El párroco titular, mosen Julián Sepúlveda, introducía esta presentación y agradecía a Martí esta publicación que, recalcaba, «permite descubrir de manera científica, histórica y artística el enorme patrimonio que atesora Capella» y que no se circunscribe únicamente al citado retablo porque el libro abunda también en otros elementos del legado patrimonial de la localidad como su monumental puente medieval de ocho arcos –«uno de los cinco mejores que se conservan en España de esa época», según Martí- o el sorprendente conjunto de edificaciones religiosas de estilo románico que atestiguan el esplendor y pujanza del pueblo por aquel entonces.

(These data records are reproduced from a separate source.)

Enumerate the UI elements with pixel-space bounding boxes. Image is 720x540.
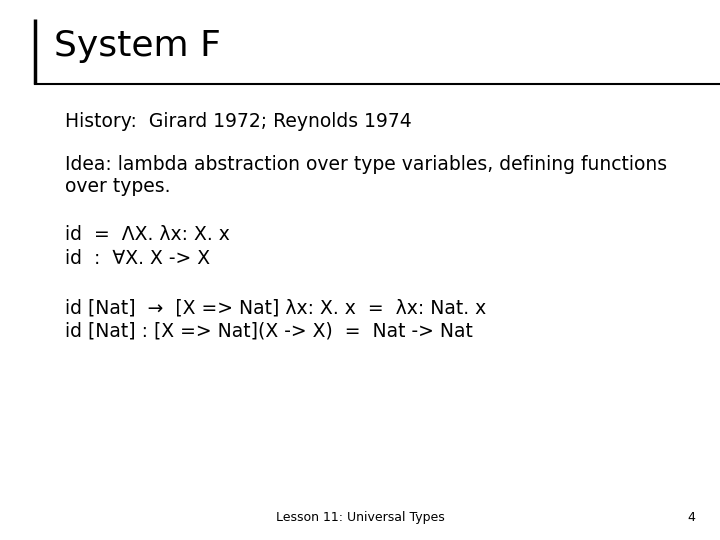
Text: Idea: lambda abstraction over type variables, defining functions: Idea: lambda abstraction over type varia… [65, 155, 667, 174]
Text: 4: 4 [687, 511, 695, 524]
Text: History:  Girard 1972; Reynolds 1974: History: Girard 1972; Reynolds 1974 [65, 112, 412, 131]
Text: Lesson 11: Universal Types: Lesson 11: Universal Types [276, 511, 444, 524]
Text: id  =  ΛX. λx: X. x: id = ΛX. λx: X. x [65, 225, 230, 245]
Text: over types.: over types. [65, 177, 171, 196]
Text: id [Nat] : [X => Nat](X -> X)  =  Nat -> Nat: id [Nat] : [X => Nat](X -> X) = Nat -> N… [65, 321, 472, 341]
Text: System F: System F [54, 29, 221, 63]
Text: id [Nat]  →  [X => Nat] λx: X. x  =  λx: Nat. x: id [Nat] → [X => Nat] λx: X. x = λx: Nat… [65, 298, 486, 318]
Text: id  :  ∀X. X -> X: id : ∀X. X -> X [65, 248, 210, 268]
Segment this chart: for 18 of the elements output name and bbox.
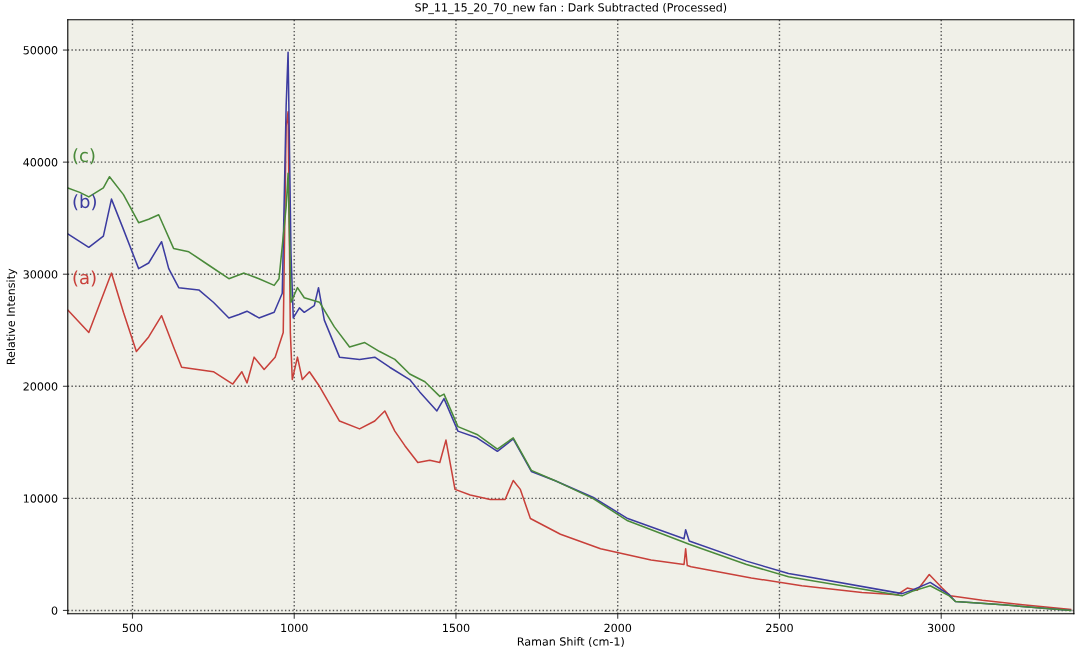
y-tick-label: 40000 <box>23 158 58 167</box>
x-tick-label: 2500 <box>766 623 793 633</box>
series-label: (b) <box>73 194 96 211</box>
x-tick-label: 1500 <box>443 623 470 633</box>
series-label: (c) <box>73 148 95 165</box>
x-tick-label: 2000 <box>604 623 632 633</box>
chart-title: SP_11_15_20_70_new fan : Dark Subtracted (Processed) <box>415 3 727 15</box>
y-tick-label: 10000 <box>23 494 58 503</box>
y-tick-label: 30000 <box>23 270 58 279</box>
x-tick-label: 3000 <box>927 623 955 633</box>
x-axis-title: Raman Shift (cm-1) <box>517 637 624 647</box>
y-tick-label: 50000 <box>23 46 58 55</box>
y-tick-label: 20000 <box>23 382 58 391</box>
x-tick-label: 500 <box>122 623 143 633</box>
y-tick-label: 0 <box>51 606 58 615</box>
y-axis-title: Relative Intensity <box>6 268 18 365</box>
series-label: (a) <box>73 270 96 287</box>
x-tick-label: 1000 <box>281 623 308 633</box>
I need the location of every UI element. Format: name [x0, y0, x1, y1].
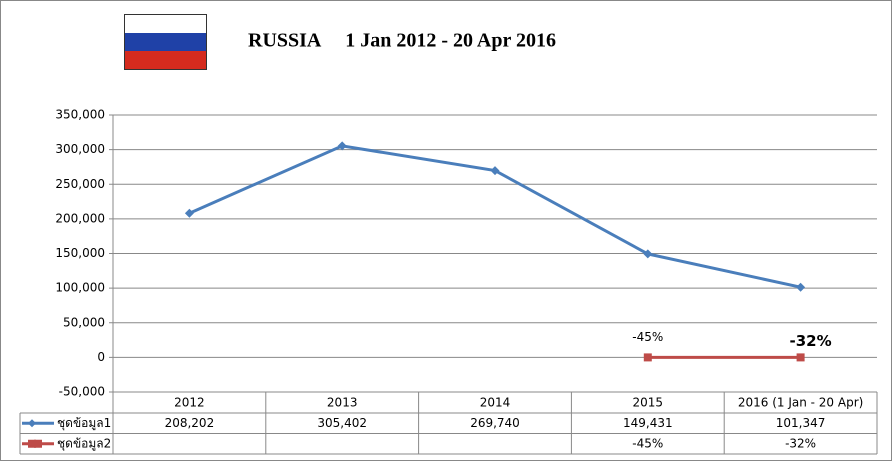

Tras unas breves palabras del prologuista, el profesor de la Universidad Pompeu y Fabra Francesc Mingorance, descendiente de la localidad, Francisco Martí ofreció una docta conferencia en la que profundizó tanto en la importancia histórico-artística de este retablo como en la iconografía de las dieciocho tablas que lo componen.
«Están distribuidas en cuatro calles y un banco o predela, a lo que hay que añadir las tablas laterales con los Padres de la Iglesia San Pedro y San Pablo», apunta el autor explicando que en las tablas del piso superior, las dedicadas específicamente al titular de la iglesia, se ve, de izquierda a derecha, a San Martín partiendo su capa, su consagración como obispo de Tours, su muerte y un milagro realizado por el santo por el que dos paralíticos sanan junto a su lecho mortuorio.
Una disposición de izquierda a derecha que varía en el resto del retablo porque, como señala el autor, «en los pisos inferiores el orden se altera y bajo la tabla de San Martín cortando su capa se suceden, de arriba abajo, la Anunciación y la Natividad, a su derecha la Epifanía y la Resurrección, al otro lado la Ascensión y Pentecostés y el tránsito de la Virgen y su Coronación». Ya en la predela, flanqueadas por las tablas de San Pedro y San Pablo en los laterales, otras cuatro tablas se centran en la pasión y Muerte de Jesús e ilustran la Oración en el huerto, la caída camino del Calvario, el Descendimiento y el Santo Entierro.
Todas las pinturas son de indiscutible mérito, pero lo que ya no está tan claro es la autoría de cada una de ellas porque lo que parece evidente es que el estilo del retablo no es completamente homogéneo y que hay, al menos, dos autores diferenciados. No obstante, los estudiosos no coinciden a la hora de a quien adjudicar cada tabla decantándose unos por un mayor protagonismo de Núñez y otros por Fernández, sin descartar la obvia participación –con mayor o menor protagonismo- de los ayudantes del taller. Algo que no minimiza la calidad de un conjunto pictórico que es una auténtica joya del patrimonio artístico aragonés.